Niezależnie od skali porażki każda taka wpadka to także cenna lekcja na przyszłość i warto wyciągnąć z niej odpowiednie wnioski. Deweloperzy i wydawcy mają aż nadmiar wskazówek, jakich błędów nie popełniać w przyszłości i jak sprawić, by nadchodząca generacja okazała się jeszcze lepsza, by przyniosła więcej wyjątkowych dzieł. Czekając na pierwsze next-genowe hity, przypomnijmy sobie, co nas szczególnie rozczarowało w ostatnich latach. Za tymi tytułami tęsknić raczej nie będziemy.

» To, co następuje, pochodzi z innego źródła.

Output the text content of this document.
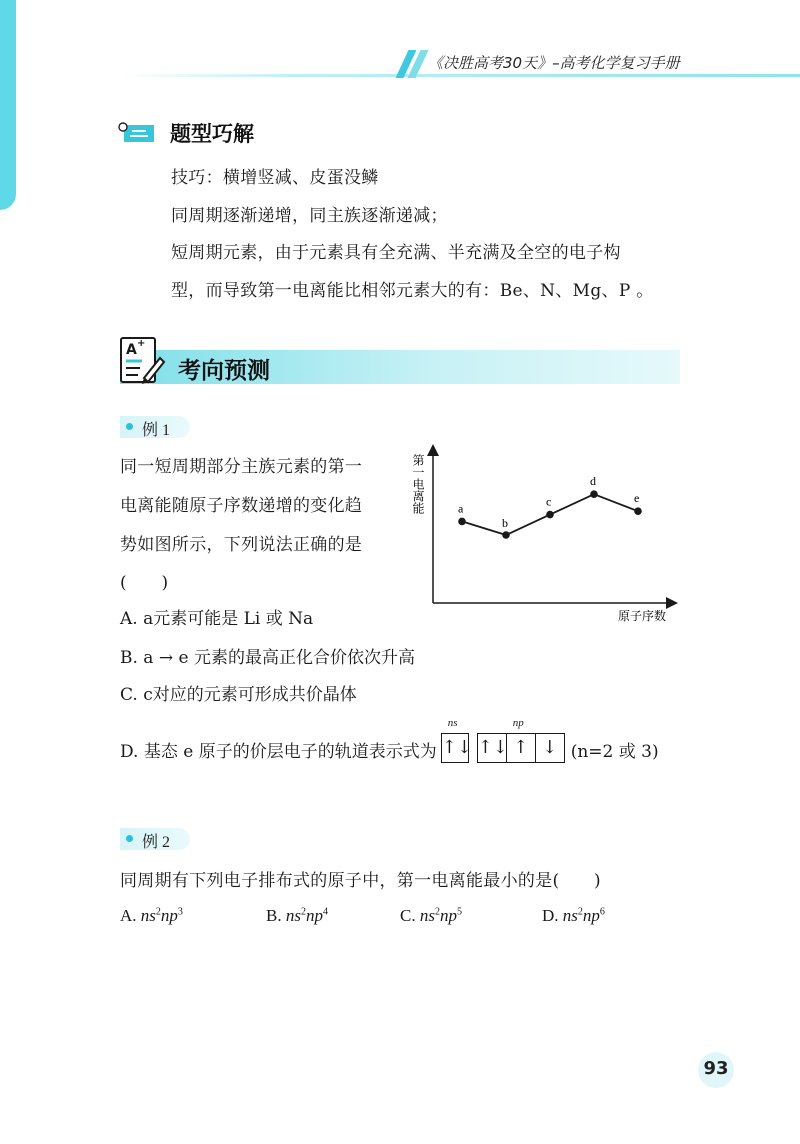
《决胜高考30天》–高考化学复习手册
题型巧解
技巧：横增竖减、皮蛋没鳞
同周期逐渐递增，同主族逐渐递减；
短周期元素，由于元素具有全充满、半充满及全空的电子构
型，而导致第一电离能比相邻元素大的有：Be、N、Mg、P 。
A +
考向预测
例 1
同一短周期部分主族元素的第一
电离能随原子序数递增的变化趋
势如图所示，下列说法正确的是
(　　)
第一电离能
原子序数
a
b
c
d
e
A. a元素可能是 Li 或 Na
B. a → e 元素的最高正化合价依次升高
C. c对应的元素可形成共价晶体
D. 基态 e 原子的价层电子的轨道表示式为
ns
↑↓
np
↑↓ ↑ ↓ (n=2 或 3)
例 2
同周期有下列电子排布式的原子中，第一电离能最小的是(　　)
A. $ns^2np^3$	B. $ns^2np^4$	C. $ns^2np^5$	D. $ns^2np^6$
93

CHCESZ DODAĆ COŚ OD SIEBIE?
Mamy świadomość, że to nie wszystkie pozycje, jakie zasługują na miano „niezbyt dobrze wspominanych”, i można by długo dyskutować o tym, które z nich należałoby wymienić na jakieś inne i za co. Nie chodziło nam jednak o to, aby przedstawić absolutnie wszystkie rozczarowujące gry. Nasza piętnastka wygląda właśnie tak. Zachęcamy Was, by w komentarzach podawać swoje propozycje i to, czym akurat Wam podpadły.
Knack
- Producent: Sony Interactive Entertainment
- Data premiery: 15 listopada 2013
- Platforma: PlayStation 4
- Średnia ocen w serwisie Metacritic: 54/100 (użytkownicy: 6,4/10)

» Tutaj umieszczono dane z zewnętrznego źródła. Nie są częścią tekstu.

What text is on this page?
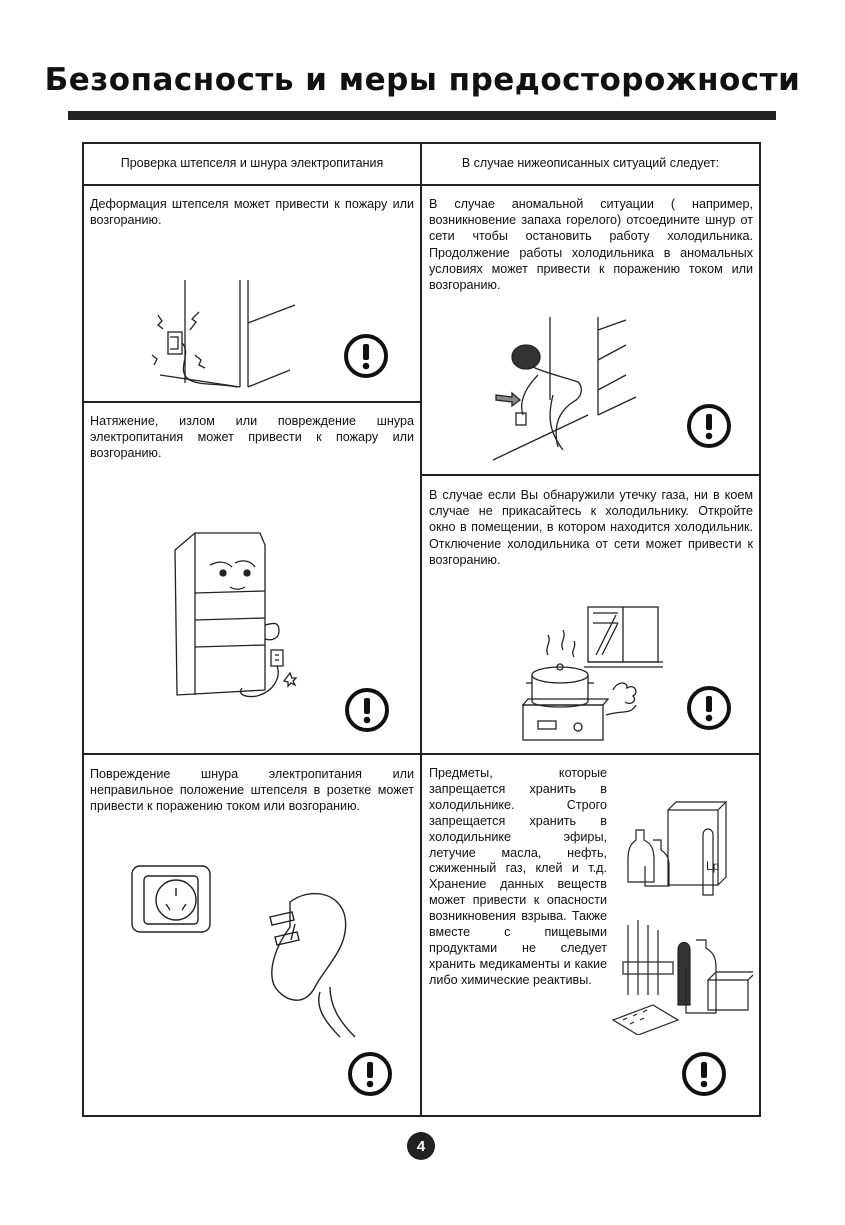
Безопасность и меры предосторожности
Проверка штепселя и шнура электропитания	В случае нижеописанных ситуаций следует:
Деформация штепселя может привести к пожару или возгоранию.
Натяжение, излом или повреждение шнура электропитания может привести к пожару или возгоранию.
Повреждение шнура электропитания или неправильное положение штепселя в розетке может привести к поражению током или возгоранию.
В случае аномальной ситуации ( например, возникновение запаха горелого) отсоедините шнур от сети чтобы остановить работу холодильника. Продолжение работы холодильника в аномальных условиях может привести к поражению током или возгоранию.
В случае если Вы обнаружили утечку газа, ни в коем случае не прикасайтесь к холодильнику. Откройте окно в помещении, в котором находится холодильник. Отключение холодильника от сети может привести к возгоранию.
Предметы, которые запрещается хранить в холодильнике. Строго запрещается хранить в холодильнике эфиры, летучие масла, нефть, сжиженный газ, клей и т.д. Хранение данных веществ может привести к опасности возникновения взрыва. Также вместе с пищевыми продуктами не следует хранить медикаменты и какие либо химические реактивы.
Lp
4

Knack miał szczęście (lub raczej pecha) przecierać szlak generacji PS4 jako jeden z tytułów startowych nowej konsoli w 2013 roku. Wewnętrzne studio Sony stworzyło kolejną wesołą platformówkę w kreskówkowej oprawie, w której sterowaliśmy golemem walczącym z goblinami i skaczącym, po czym się da. Gra obsługiwała też wszelkie społecznościowe „ficzery” w stylu dzielenia się klipami z rozgrywki, jakimi reklamowało się PlayStation 4. „Pixarowy” stworek miał pewnie w planach stać się nowym Crashem czy Ratchetem, taką firmową maskotką kolejnego „pleja”. Rzeczywistość okazała się jednak bolesna.
Czym podpadł Knack?
W gąszczu recenzji startowych tytułów oraz samego sprzętu tuż po premierze konsoli to właśnie Knack zbierał najbardziej negatywne opinie. Kolorowa trójwymiarowa grafika miała być benchmarkiem możliwości PS4, ale oprawa wizualna okazała się jedynie „przyzwoita”. W zasadzie był to chyba najjaśniejszy punkt całej gry, bo wielu recenzentów najbardziej krytykowało słaby gameplay, projekty poziomów, ogólną nudę i wszechobecną powtarzalność.
Od tytułu startowego oczekiwaliśmy bycia prawdziwą petardą, solidnym system sellerem, a otrzymaliśmy jedynie gierkę na przeczekanie, dopóki nie pojawią się naprawdę dobre produkcje. Sony było ponoć zdumione słabym przyjęciem Knacka i tłumaczyło się, że gra miała głównie pokazać „casualowym” graczom, iż na PS4 też znajdą coś dla siebie. Jednak wydany cztery lata później sequel okazał się takim samym średniakiem.